厚生労働省は13日、太平洋戦争の戦没者の遺骨収集事業を巡り、約1万4000ドル(約160万円相当)の不正使用があったとして、社会・援護局の40歳代の男性課長補佐を停職1年とするなど3人を懲戒処分にしたと発表した。

 他に処分されたのは、同局の40歳代の男性課長補佐(減給10分の1を6カ月)と、30歳代の男性係長(減給10分の1を3カ月)。

 厚労省によると、3人は昨年6〜9月、米国公文書館での資料調査のため計4回出張。借り上げ車両の領収書の金額を水増しする手口で資金をひねり出し、規定を超える高額なホテルの宿泊費の差額や、打ち合わせを兼ねた昼食代に使った。また、借り上げ車両で、業務とは関係のない国立公園やアーリントン墓地、スミソニアン博物館の見学に行った。
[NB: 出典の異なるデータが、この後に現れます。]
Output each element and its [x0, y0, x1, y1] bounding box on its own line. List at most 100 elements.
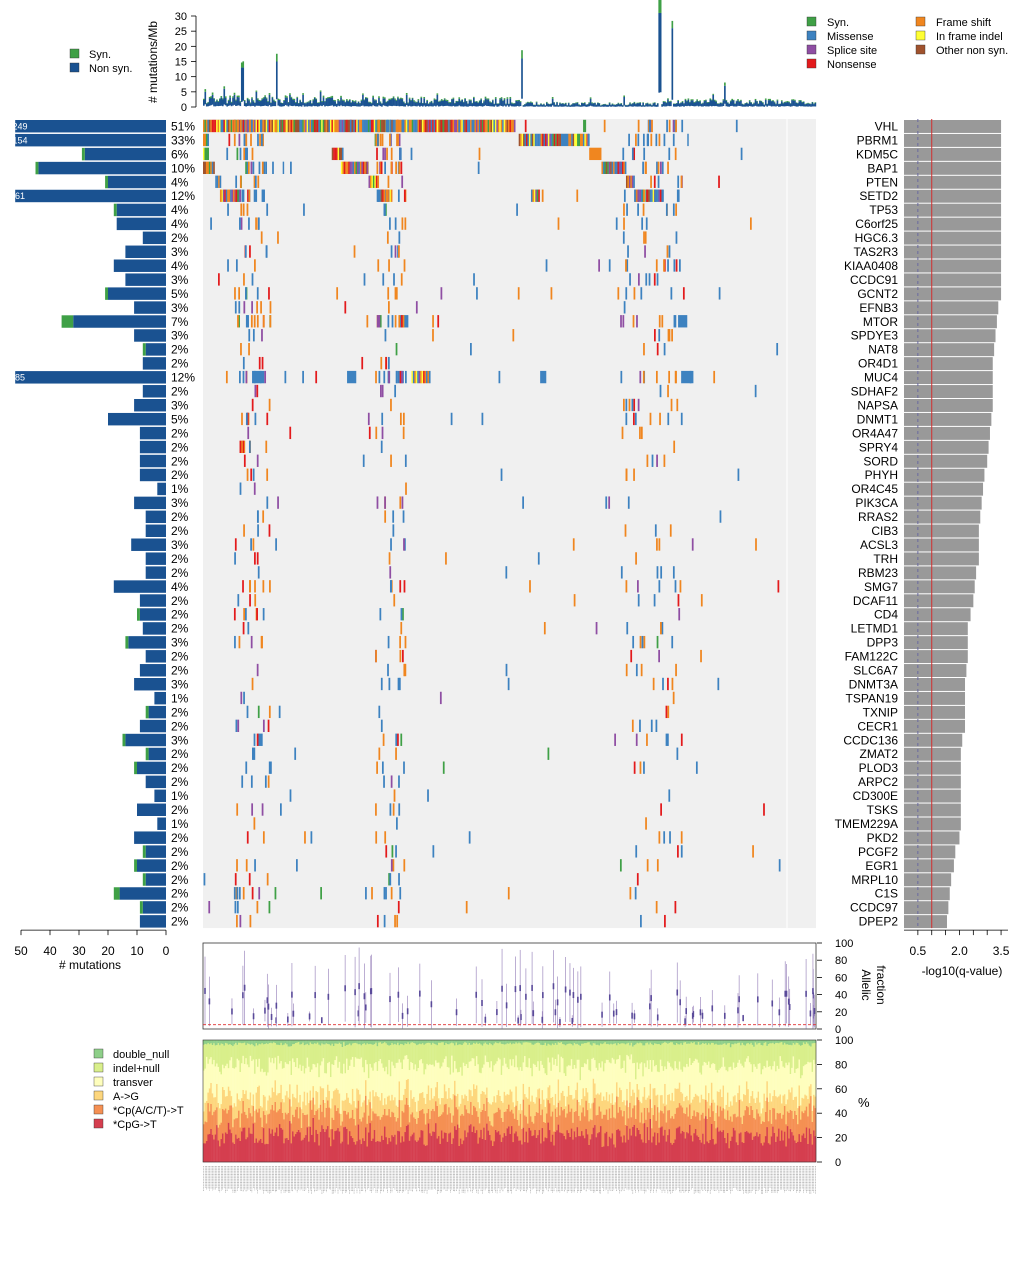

 出張は3人別々に行っていたが、停職1年になった課長補佐が不正経理を最初に行い、手口などを伝えていた。昨年9月、経理書類に食い違いがあったのを他の職員が見つけて発覚。3人は全額を既に返納し、「安易に使ってしまった」と弁明しているという。同省は過去にも同様の不正がなかったかどうかさらに調べる。